Here's the cover of a book I've just come across. I've been concerned about the relative absence of the affluent from the military for some time. Here's a blurb:
And here's something I didn't know:
Military service was once taken for granted as a natural part of good citizenship, and Americans of all classes served during wartime. Not anymore. As Kathy Roth-Douquet and Frank Schaeffer assert in this groundbreaking work, there is a glaring disconnect between the "all volunteer military" and the rest of us. And as that gap between the cultural "elite" and military rank-and-file widens, our country faces a dangerous lack of understanding between those in power and those who defend our way of life.
I agree. I've long believed in universal service. Those who are truly consciencious objectors can do some kind of humanitarian work. But all our young people need to be brought up with the idea that life is not just about getting ahead but is also about giving back.

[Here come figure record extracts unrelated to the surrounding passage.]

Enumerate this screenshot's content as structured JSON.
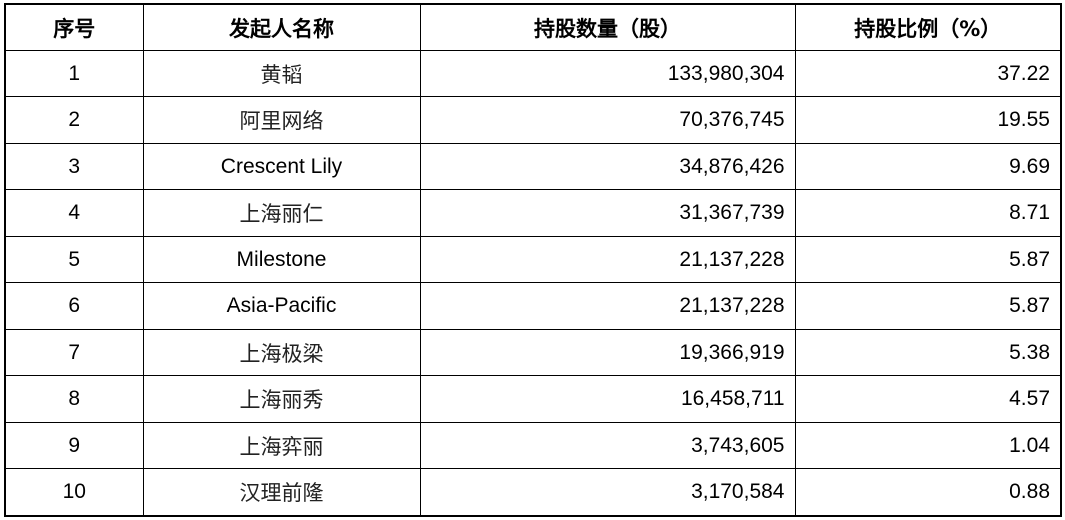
{
  "table": {
    "headers": [
      "序号",
      "发起人名称",
      "持股数量（股）",
      "持股比例（%）"
    ],
    "rows": [
      {
        "index": "1",
        "name": "黄韬",
        "shares": "133,980,304",
        "ratio": "37.22",
        "cjk": true
      },
      {
        "index": "2",
        "name": "阿里网络",
        "shares": "70,376,745",
        "ratio": "19.55",
        "cjk": true
      },
      {
        "index": "3",
        "name": "Crescent Lily",
        "shares": "34,876,426",
        "ratio": "9.69",
        "cjk": false
      },
      {
        "index": "4",
        "name": "上海丽仁",
        "shares": "31,367,739",
        "ratio": "8.71",
        "cjk": true
      },
      {
        "index": "5",
        "name": "Milestone",
        "shares": "21,137,228",
        "ratio": "5.87",
        "cjk": false
      },
      {
        "index": "6",
        "name": "Asia-Pacific",
        "shares": "21,137,228",
        "ratio": "5.87",
        "cjk": false
      },
      {
        "index": "7",
        "name": "上海极梁",
        "shares": "19,366,919",
        "ratio": "5.38",
        "cjk": true
      },
      {
        "index": "8",
        "name": "上海丽秀",
        "shares": "16,458,711",
        "ratio": "4.57",
        "cjk": true
      },
      {
        "index": "9",
        "name": "上海弈丽",
        "shares": "3,743,605",
        "ratio": "1.04",
        "cjk": true
      },
      {
        "index": "10",
        "name": "汉理前隆",
        "shares": "3,170,584",
        "ratio": "0.88",
        "cjk": true
      }
    ]
  }
}
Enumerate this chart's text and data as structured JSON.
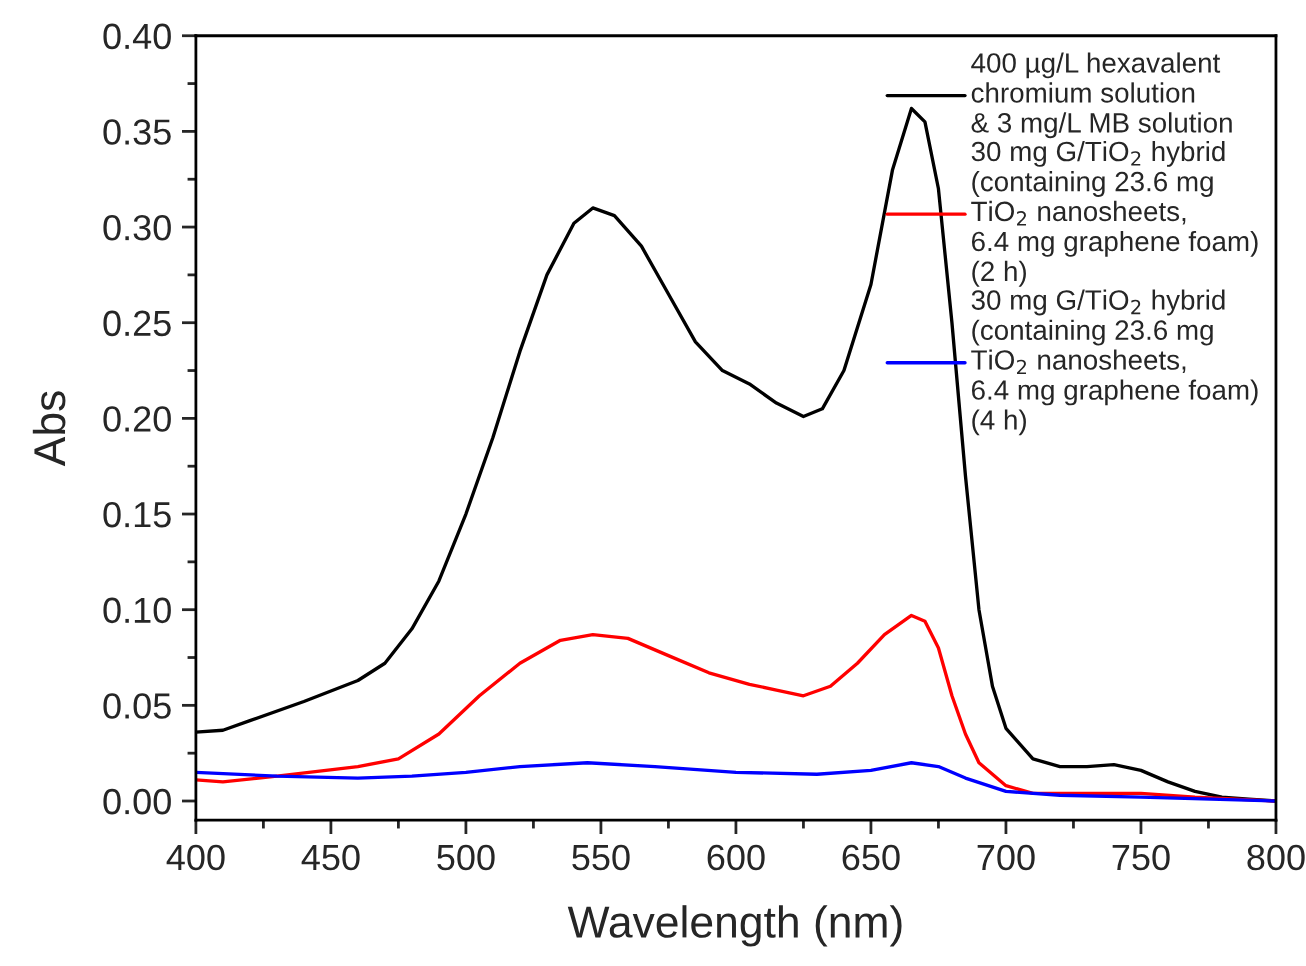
{
  "chart_data": {
    "type": "line",
    "xlabel": "Wavelength (nm)",
    "ylabel": "Abs",
    "xlim": [
      400,
      800
    ],
    "xticks": [
      400,
      450,
      500,
      550,
      600,
      650,
      700,
      750,
      800
    ],
    "ylim": [
      -0.01,
      0.4
    ],
    "yticks": [
      {
        "value": 0,
        "label": "0.00"
      },
      {
        "value": 0.05,
        "label": "0.05"
      },
      {
        "value": 0.1,
        "label": "0.10"
      },
      {
        "value": 0.15,
        "label": "0.15"
      },
      {
        "value": 0.2,
        "label": "0.20"
      },
      {
        "value": 0.25,
        "label": "0.25"
      },
      {
        "value": 0.3,
        "label": "0.30"
      },
      {
        "value": 0.35,
        "label": "0.35"
      },
      {
        "value": 0.4,
        "label": "0.40"
      }
    ],
    "grid": false,
    "legend": "top right",
    "line_style": "solid",
    "marker": "none",
    "series": [
      {
        "name": "400 µg/L hexavalent\nchromium solution\n& 3 mg/L MB solution",
        "color": "#000000",
        "x": [
          400,
          410,
          420,
          440,
          460,
          470,
          480,
          490,
          500,
          510,
          520,
          530,
          540,
          547,
          555,
          565,
          575,
          585,
          595,
          605,
          615,
          625,
          632,
          640,
          650,
          658,
          665,
          670,
          675,
          680,
          685,
          690,
          695,
          700,
          710,
          720,
          730,
          740,
          750,
          760,
          770,
          780,
          790,
          800
        ],
        "values": [
          0.036,
          0.037,
          0.042,
          0.052,
          0.063,
          0.072,
          0.09,
          0.115,
          0.15,
          0.19,
          0.235,
          0.275,
          0.302,
          0.31,
          0.306,
          0.29,
          0.265,
          0.24,
          0.225,
          0.218,
          0.208,
          0.201,
          0.205,
          0.225,
          0.27,
          0.33,
          0.362,
          0.355,
          0.32,
          0.25,
          0.17,
          0.1,
          0.06,
          0.038,
          0.022,
          0.018,
          0.018,
          0.019,
          0.016,
          0.01,
          0.005,
          0.002,
          0.001,
          0.0
        ]
      },
      {
        "name": "30 mg G/TiO$_{2}$ hybrid\n(containing 23.6 mg\nTiO$_{2}$ nanosheets,\n6.4 mg graphene foam)\n(2 h)",
        "color": "#ff0000",
        "x": [
          400,
          410,
          430,
          460,
          475,
          490,
          505,
          520,
          535,
          547,
          560,
          575,
          590,
          605,
          615,
          625,
          635,
          645,
          655,
          665,
          670,
          675,
          680,
          685,
          690,
          700,
          710,
          730,
          750,
          770,
          800
        ],
        "values": [
          0.011,
          0.01,
          0.013,
          0.018,
          0.022,
          0.035,
          0.055,
          0.072,
          0.084,
          0.087,
          0.085,
          0.076,
          0.067,
          0.061,
          0.058,
          0.055,
          0.06,
          0.072,
          0.087,
          0.097,
          0.094,
          0.08,
          0.055,
          0.035,
          0.02,
          0.008,
          0.004,
          0.004,
          0.004,
          0.002,
          0.0
        ]
      },
      {
        "name": "30 mg G/TiO$_{2}$ hybrid\n(containing 23.6 mg\nTiO$_{2}$ nanosheets,\n6.4 mg graphene foam)\n(4 h)",
        "color": "#0000ff",
        "x": [
          400,
          430,
          460,
          480,
          500,
          520,
          545,
          570,
          600,
          630,
          650,
          665,
          675,
          685,
          700,
          720,
          750,
          800
        ],
        "values": [
          0.015,
          0.013,
          0.012,
          0.013,
          0.015,
          0.018,
          0.02,
          0.018,
          0.015,
          0.014,
          0.016,
          0.02,
          0.018,
          0.012,
          0.005,
          0.003,
          0.002,
          0.0
        ]
      }
    ]
  }
}
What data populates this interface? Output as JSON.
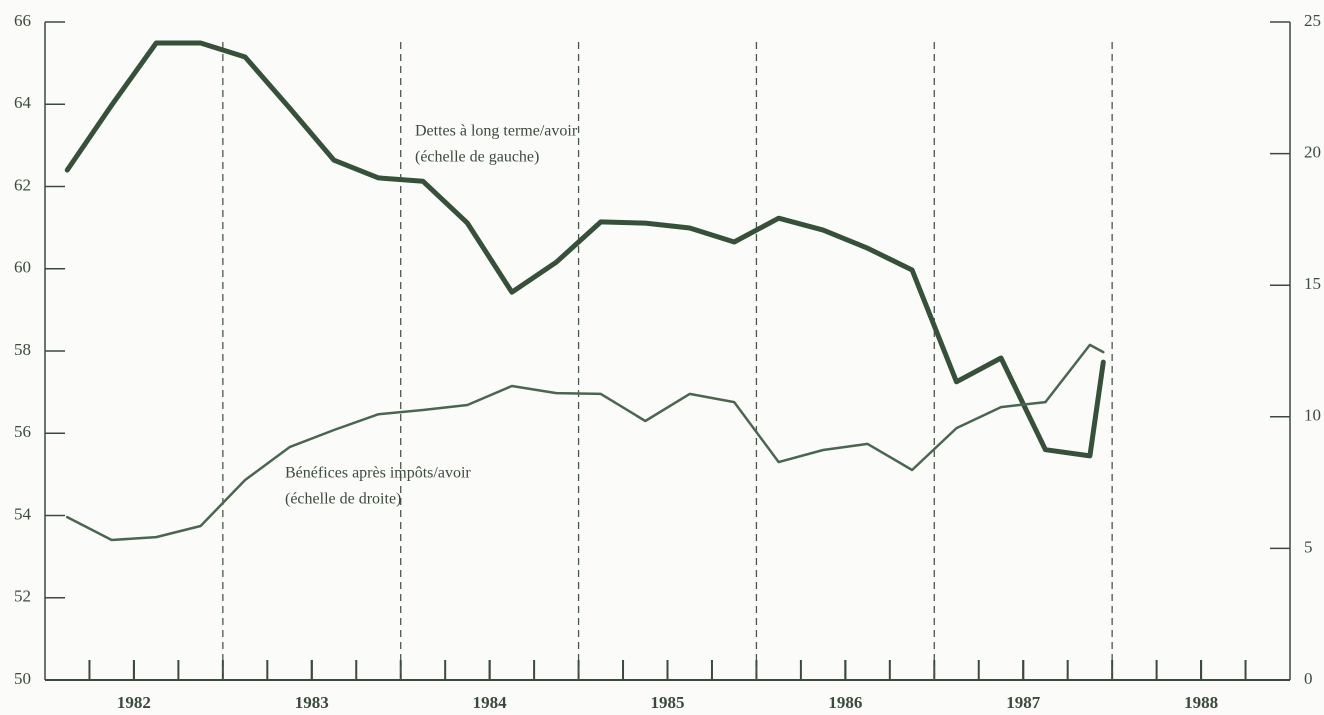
{
  "chart_data": {
    "type": "line",
    "x": [
      1982.125,
      1982.375,
      1982.625,
      1982.875,
      1983.125,
      1983.375,
      1983.625,
      1983.875,
      1984.125,
      1984.375,
      1984.625,
      1984.875,
      1985.125,
      1985.375,
      1985.625,
      1985.875,
      1986.125,
      1986.375,
      1986.625,
      1986.875,
      1987.125,
      1987.375,
      1987.625,
      1987.875,
      1987.95
    ],
    "series": [
      {
        "name": "Dettes à long terme/avoir",
        "color": "#36503a",
        "width": 5,
        "values": [
          62.4,
          63.98,
          65.49,
          65.49,
          65.15,
          63.91,
          62.64,
          62.21,
          62.13,
          61.11,
          59.43,
          60.16,
          61.14,
          61.11,
          60.99,
          60.65,
          61.23,
          60.94,
          60.5,
          59.97,
          57.25,
          57.83,
          55.6,
          55.45,
          57.73
        ]
      },
      {
        "name": "Bénéfices après impôts/avoir",
        "color": "#4a6650",
        "width": 2.5,
        "axis": "y2",
        "values": [
          6.19,
          5.32,
          5.43,
          5.85,
          7.6,
          8.85,
          9.5,
          10.1,
          10.26,
          10.45,
          11.17,
          10.9,
          10.87,
          9.84,
          10.87,
          10.56,
          8.28,
          8.74,
          8.97,
          7.98,
          9.57,
          10.37,
          10.56,
          12.73,
          12.46
        ]
      }
    ],
    "annotations": [
      {
        "series": 0,
        "lines": [
          "Dettes à long terme/avoir",
          "(échelle de gauche)"
        ]
      },
      {
        "series": 1,
        "lines": [
          "Bénéfices après impôts/avoir",
          "(échelle de droite)"
        ]
      }
    ],
    "xlim": [
      1982,
      1989
    ],
    "xticks": [
      {
        "value": 1982.5,
        "label": "1982"
      },
      {
        "value": 1983.5,
        "label": "1983"
      },
      {
        "value": 1984.5,
        "label": "1984"
      },
      {
        "value": 1985.5,
        "label": "1985"
      },
      {
        "value": 1986.5,
        "label": "1986"
      },
      {
        "value": 1987.5,
        "label": "1987"
      },
      {
        "value": 1988.5,
        "label": "1988"
      }
    ],
    "xminorticks": [
      1982.25,
      1982.5,
      1982.75,
      1983,
      1983.25,
      1983.5,
      1983.75,
      1984,
      1984.25,
      1984.5,
      1984.75,
      1985,
      1985.25,
      1985.5,
      1985.75,
      1986,
      1986.25,
      1986.5,
      1986.75,
      1987,
      1987.25,
      1987.5,
      1987.75,
      1988,
      1988.25,
      1988.5,
      1988.75
    ],
    "reference_lines": [
      1983,
      1984,
      1985,
      1986,
      1987,
      1988
    ],
    "ylim": [
      50,
      66
    ],
    "yticks": [
      50,
      52,
      54,
      56,
      58,
      60,
      62,
      64,
      66
    ],
    "y2lim": [
      0,
      25
    ],
    "y2ticks": [
      0,
      5,
      10,
      15,
      20,
      25
    ],
    "axis_color": "#3c4a3e",
    "grid": false
  }
}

In World War I, the United States imposed a military draft for a reason that seems strange today: to prevent too many of the nation's most privileged citizens from rushing toward the sound of the guns. A draft would spread sacrifice beyond the elite, went the argument, and ensure that the country didn't lose too many future leaders. Contrast this with the run-up to the Iraq War in 2003, when the New York Civil Liberties Union challenged a federal law allowing military recruiters to contact graduating seniors at public high schools. "Students," the organization's executive director said, "have a right to not be bothered by aggressive military recruiters."
In 1956, 400 of Princeton's 750 graduates served in uniform. By 2004, only nine members of the university's graduating class entered the military.
"When those who benefit most from living in a country contribute the least to its defense and those who benefit least are asked to pay the ultimate price, something happens to the soul of that country," write the authors.